What we need to do here is probably just extract this info from the tokenizer.json files (see screenshot below from the Llama 2 one, which uses a BOS but not EOS token).

But then, I think it's already being taken care of by the Tokenizer class: https://github.com/Lightning-AI/lit-gpt/blob/91014a7783d83c7dcb745d384a01bedaa7a8799e/scripts/prepare_dolly.py#L51C1-L51C1

Any insights @carmocca ?

Screenshot 2023-09-13 at 7 56 37 AM
nkasmanoff commented 1 year ago

Thanks for the quick reply! That’s important surrounding code & configs I missed. Would be curious to hear @carmocca 's thoughts too, because I think the tokenizer loads that config, but doesn’t use it for declaring which special tokens to use and not use.

Maybe around here (https://github.com/Lightning-AI/lit-gpt/blob/91014a7783d83c7dcb745d384a01bedaa7a8799e/lit_gpt/tokenizer.py#L33)

There are some lines like: self.bos = config.get("add_bos_token")

and you can use that for the including these special tokens in the encoding function. Can still enable some sort of override in the encode function too.

One issue with this is I took a look at a Falcon config, and it looks like the info is stored slightly differently :-) 
https://huggingface.co/tiiuae/falcon-180B/blob/main/tokenizer_config.json

carmocca commented 1 year ago

Finetuning only uses the input_ids field (https://github.com/Lightning-AI/lit-gpt/blob/91014a7783d83c7dcb745d384a01bedaa7a8799e/finetune/lora.py#L283) which does set eos=True (https://github.com/Lightning-AI/lit-gpt/blob/91014a7783d83c7dcb745d384a01bedaa7a8799e/scripts/prepare_dolly.py#L117)

But you are right that we don't use bos by default, whereas HuggingFace does:

from pathlib import Path
from transformers import LlamaTokenizer
from lit_gpt.tokenizer import Tokenizer

prompt = "Hello friends!"

ours = Tokenizer(Path("checkpoints/openlm-research/open_llama_7b"))
print(ours.encode(prompt))  # [16644, 2439, 31905]

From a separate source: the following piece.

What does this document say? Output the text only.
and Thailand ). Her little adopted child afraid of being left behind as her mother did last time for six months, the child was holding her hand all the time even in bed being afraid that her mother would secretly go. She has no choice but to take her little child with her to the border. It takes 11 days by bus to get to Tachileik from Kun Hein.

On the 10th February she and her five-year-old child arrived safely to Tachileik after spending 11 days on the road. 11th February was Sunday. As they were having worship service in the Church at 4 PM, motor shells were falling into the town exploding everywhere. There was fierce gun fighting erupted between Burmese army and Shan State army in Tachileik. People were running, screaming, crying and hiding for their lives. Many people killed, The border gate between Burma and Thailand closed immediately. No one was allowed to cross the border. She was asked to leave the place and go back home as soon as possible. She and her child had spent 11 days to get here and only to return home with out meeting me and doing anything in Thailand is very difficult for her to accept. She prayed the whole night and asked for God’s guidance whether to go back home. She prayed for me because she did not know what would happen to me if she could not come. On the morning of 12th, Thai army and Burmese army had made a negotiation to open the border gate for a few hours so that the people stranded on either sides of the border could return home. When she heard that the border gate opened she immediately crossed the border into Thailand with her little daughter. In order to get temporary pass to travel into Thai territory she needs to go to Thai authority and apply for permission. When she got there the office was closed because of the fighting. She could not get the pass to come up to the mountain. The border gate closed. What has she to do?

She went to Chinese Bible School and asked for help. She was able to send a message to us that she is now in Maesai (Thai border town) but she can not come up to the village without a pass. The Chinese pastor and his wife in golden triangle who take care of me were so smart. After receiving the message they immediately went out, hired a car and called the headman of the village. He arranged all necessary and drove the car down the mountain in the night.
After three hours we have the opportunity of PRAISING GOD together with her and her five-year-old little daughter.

theirs = LlamaTokenizer.from_pretrained("openlm-research/open_llama_7b")
print(theirs.encode(prompt))  # [1, 16644, 2439, 31905]

And yes, this might need special consideration for the different checkpoints. GptNeoX based models dont seem to use BOS (Falcon, Pythia)

nkasmanoff commented 1 year ago

@carmocca is this a feature you think worth adding to lit-gpt? Glad to volunteer/ submit a PR that makes this special consideration for the different model types, and defaults to not including the BOS (& EOS) token.

carmocca commented 1 year ago

Absolutely. However one detail:

defaults to not including the BOS (& EOS) token.

Why would this be? This would be chosen based on the model's tokenizer configuration.

nkasmanoff commented 1 year ago

Thanks! And ah that wasn't clear by me, what I meant was if for some reason I can't find whether or not to use the BOS token (like it's not evident to me in the metadata) I will make it so that the default is to have the same behavior as there is now.

Apologies if that's still confusing I hope it will make more sense when I send a PR your way!